Tuesday night on his show On Balance, NewsNation host Leland Vittert lambasted progressives and their media allies dismissing concerns about crime in Washington D.C. by invoking President Trump’s role in the events of January 6, 2021 as a way to shutdown debate, calling it a “playbook” hell bent on “hijack[ing]” debate to “something four years ago that has absolutely nothing to do with the topic at hand.”
Vittert began by throwing back to a fiery segment from Monday’s show with Zeteo founder Mehdi Hasan, formerly of al-Jazeera and MSNBC:
Democrats playbook against President Donald Trump is very simple: Oppose everything he does and if you can argue the facts, just pound the table and yell about January 6th...The strategy was on full display Monday in our segment about Trump’s surging federal law enforcement and sending in the National Guard to Washington, D.C.
During said throw down, Vittert tore into Hasan’s cheap shots by labeling the left’s strategy to “noun, verb, January 6.”
Vittert then hit the nail on the head by laying out he doesn’t oppose robust policy debates and thus is the mantra of his show (and, we would add, NewsNation itself):
Everybody is welcome to disagree on policy or argue data or philosophy. That’s why we have this program. That’s what makes us different.

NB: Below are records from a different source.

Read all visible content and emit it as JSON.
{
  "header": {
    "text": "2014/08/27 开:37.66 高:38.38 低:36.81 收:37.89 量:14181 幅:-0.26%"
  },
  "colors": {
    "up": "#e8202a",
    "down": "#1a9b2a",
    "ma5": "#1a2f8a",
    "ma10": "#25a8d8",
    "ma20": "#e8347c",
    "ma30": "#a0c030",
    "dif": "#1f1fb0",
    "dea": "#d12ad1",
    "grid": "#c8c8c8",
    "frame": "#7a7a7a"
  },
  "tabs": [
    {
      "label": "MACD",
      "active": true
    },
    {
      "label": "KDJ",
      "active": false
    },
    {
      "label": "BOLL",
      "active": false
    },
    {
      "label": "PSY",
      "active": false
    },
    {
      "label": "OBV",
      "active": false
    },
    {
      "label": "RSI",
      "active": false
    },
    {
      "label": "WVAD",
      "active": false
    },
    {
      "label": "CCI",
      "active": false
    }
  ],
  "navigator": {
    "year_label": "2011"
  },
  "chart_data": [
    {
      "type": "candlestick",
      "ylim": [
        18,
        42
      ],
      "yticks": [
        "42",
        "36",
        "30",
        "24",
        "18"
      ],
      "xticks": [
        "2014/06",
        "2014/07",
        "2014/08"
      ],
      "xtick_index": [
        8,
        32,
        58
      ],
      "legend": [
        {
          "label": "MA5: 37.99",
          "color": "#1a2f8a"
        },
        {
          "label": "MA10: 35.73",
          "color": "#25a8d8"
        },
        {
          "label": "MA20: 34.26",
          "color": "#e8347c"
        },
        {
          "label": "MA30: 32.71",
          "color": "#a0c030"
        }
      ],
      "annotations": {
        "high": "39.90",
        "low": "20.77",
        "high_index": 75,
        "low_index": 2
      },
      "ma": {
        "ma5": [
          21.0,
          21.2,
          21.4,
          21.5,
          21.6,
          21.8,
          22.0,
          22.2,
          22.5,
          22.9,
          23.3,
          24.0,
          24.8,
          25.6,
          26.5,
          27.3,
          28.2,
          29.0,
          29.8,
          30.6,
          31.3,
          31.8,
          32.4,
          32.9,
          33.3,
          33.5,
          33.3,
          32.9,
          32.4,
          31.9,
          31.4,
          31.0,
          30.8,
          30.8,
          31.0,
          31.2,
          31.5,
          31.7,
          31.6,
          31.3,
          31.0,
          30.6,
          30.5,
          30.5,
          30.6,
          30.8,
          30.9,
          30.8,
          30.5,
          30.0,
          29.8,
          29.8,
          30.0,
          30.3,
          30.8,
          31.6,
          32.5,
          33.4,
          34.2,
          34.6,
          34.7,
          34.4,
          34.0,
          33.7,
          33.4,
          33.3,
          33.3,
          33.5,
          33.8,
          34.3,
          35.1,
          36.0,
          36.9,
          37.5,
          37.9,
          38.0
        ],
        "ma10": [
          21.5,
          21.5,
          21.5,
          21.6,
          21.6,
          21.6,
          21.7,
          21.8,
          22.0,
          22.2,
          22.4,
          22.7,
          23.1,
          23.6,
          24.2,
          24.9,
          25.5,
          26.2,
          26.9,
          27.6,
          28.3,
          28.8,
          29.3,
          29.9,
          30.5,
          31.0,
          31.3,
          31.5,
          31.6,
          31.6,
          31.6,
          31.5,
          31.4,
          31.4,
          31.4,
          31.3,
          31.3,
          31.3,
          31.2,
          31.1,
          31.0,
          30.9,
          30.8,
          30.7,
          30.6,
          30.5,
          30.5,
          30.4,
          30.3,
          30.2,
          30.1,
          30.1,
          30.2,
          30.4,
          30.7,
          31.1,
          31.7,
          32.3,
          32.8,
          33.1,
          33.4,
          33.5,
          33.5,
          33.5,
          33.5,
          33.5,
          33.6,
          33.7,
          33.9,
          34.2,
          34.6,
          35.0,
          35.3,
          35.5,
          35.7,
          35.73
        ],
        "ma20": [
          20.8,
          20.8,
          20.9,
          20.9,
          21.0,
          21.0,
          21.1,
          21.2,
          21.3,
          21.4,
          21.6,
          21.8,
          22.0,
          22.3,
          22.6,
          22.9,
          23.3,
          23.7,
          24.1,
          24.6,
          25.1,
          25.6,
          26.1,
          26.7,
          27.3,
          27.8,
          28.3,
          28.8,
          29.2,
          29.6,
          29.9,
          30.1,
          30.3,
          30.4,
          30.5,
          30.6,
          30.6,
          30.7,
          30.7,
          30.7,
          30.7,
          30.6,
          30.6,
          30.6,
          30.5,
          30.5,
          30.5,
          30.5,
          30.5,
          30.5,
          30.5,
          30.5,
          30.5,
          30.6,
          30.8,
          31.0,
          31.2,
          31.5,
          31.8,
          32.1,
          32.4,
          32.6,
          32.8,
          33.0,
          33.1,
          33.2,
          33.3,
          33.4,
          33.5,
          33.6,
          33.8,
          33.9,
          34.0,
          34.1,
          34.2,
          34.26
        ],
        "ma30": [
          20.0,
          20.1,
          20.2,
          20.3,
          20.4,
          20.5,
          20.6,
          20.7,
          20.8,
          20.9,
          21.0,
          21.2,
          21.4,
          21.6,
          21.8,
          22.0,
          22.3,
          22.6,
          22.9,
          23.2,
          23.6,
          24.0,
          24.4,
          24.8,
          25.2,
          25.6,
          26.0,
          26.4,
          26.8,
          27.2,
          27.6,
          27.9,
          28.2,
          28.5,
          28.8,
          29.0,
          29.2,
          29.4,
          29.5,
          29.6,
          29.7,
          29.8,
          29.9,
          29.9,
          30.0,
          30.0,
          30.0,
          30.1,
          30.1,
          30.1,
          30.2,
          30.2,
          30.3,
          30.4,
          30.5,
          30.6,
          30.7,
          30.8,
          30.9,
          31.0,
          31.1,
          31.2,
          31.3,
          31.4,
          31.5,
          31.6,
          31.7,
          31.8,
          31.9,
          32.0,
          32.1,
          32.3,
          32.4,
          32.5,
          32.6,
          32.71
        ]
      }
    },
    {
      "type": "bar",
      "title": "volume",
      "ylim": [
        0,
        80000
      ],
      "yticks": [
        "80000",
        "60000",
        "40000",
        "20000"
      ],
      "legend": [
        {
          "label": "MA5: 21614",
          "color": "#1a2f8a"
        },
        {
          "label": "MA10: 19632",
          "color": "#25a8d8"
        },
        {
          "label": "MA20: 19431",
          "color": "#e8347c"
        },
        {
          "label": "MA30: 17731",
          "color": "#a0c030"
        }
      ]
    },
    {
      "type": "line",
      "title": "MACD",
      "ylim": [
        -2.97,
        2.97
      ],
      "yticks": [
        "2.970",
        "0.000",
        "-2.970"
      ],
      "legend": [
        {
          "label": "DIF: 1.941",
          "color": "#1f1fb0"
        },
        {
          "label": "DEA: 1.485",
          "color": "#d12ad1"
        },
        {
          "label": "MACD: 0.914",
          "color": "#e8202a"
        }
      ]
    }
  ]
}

That’s what makes you, as a viewer, different. You choose to tune in here to hear things you disagree with and to be challenged. But no one is welcome to come on here and hijack a segment and make it about something four years ago that has absolutely nothing to do with the topic at hand.
After a clip of MSNBC’s Joe Scarborough admitting he doesn’t “care what the crime statistics say” because “crime has been a problem...for the 32 years” he’s been living in and visiting D.C., Vittert directly addressed this “January 6 playbook” Hasan and others have resorted to.
Vittert argued such fallacies don’t belong because “you, our viewers, deserve better” in the form of “an honest conversation on the merits of policy and making us a better country.”
The former Fox News host and correspondent laid out a position on January 6 many Americans likely agree with: “January 6 was awful. I was in the middle of it. Hell, I was even confronted by the mob, multiple times. It is a stain on our country’s history. But it was four years ago. It has absolutely nothing to do with the current crime epidemic in D.C.”
To be clear, Vittert didn’t dismiss January 6. Rather, he emphasized the two are unrelated and a heckler’s veto of sorts to avoid the real problem.
He then led into soundbites of MSNBC personalities Peter Baker, Vaughn Hillyard, and Al Sharpton dismissing crime as a major issue by saying “suddenly, all we heard from the left, everybody across the board as if they all got the same talking points was crime in DC is down 26 percent.”
Unamused by these hijinks, Vittert said he chose to do his job “as a journalist” by “question[ing] the talking points”:
So, we did that, and here’s what we found. From NBC 4 Washington back in July: “D.C. police commander suspended, accused of changing crime statistics...The union claims police supervisors in the department manipulate crime data to make it appear violent crime has fallen considerably compared to last year.” So, maybe the talking points aren’t even true.
He went onto blast D.C. as “a mess, and crime is rampant and out of control, but an important point” was not only has D.C.’s police chief state she needs more help, but the police union has said the same.
Once he showed the stunning fact that D.C.’s homicide rate “is almost five times higher” than the one in New York City and that there was a murder Monday night in Logan Circle, Vittert concluded with more common sense talk about those perpetually obsessed with January 6 whenever they refuse to behave like adults:
But no, of course, D.C. is totally safe. Democrats and the left-leaning media outlets have no brand except to fight against Trump. And when they’re on the losing side of an issue, as we have just shown you, they will fight on the issue. They go back to January 6 and that is totally their right. But it is our responsibility — it is my responsibility to call them out on it.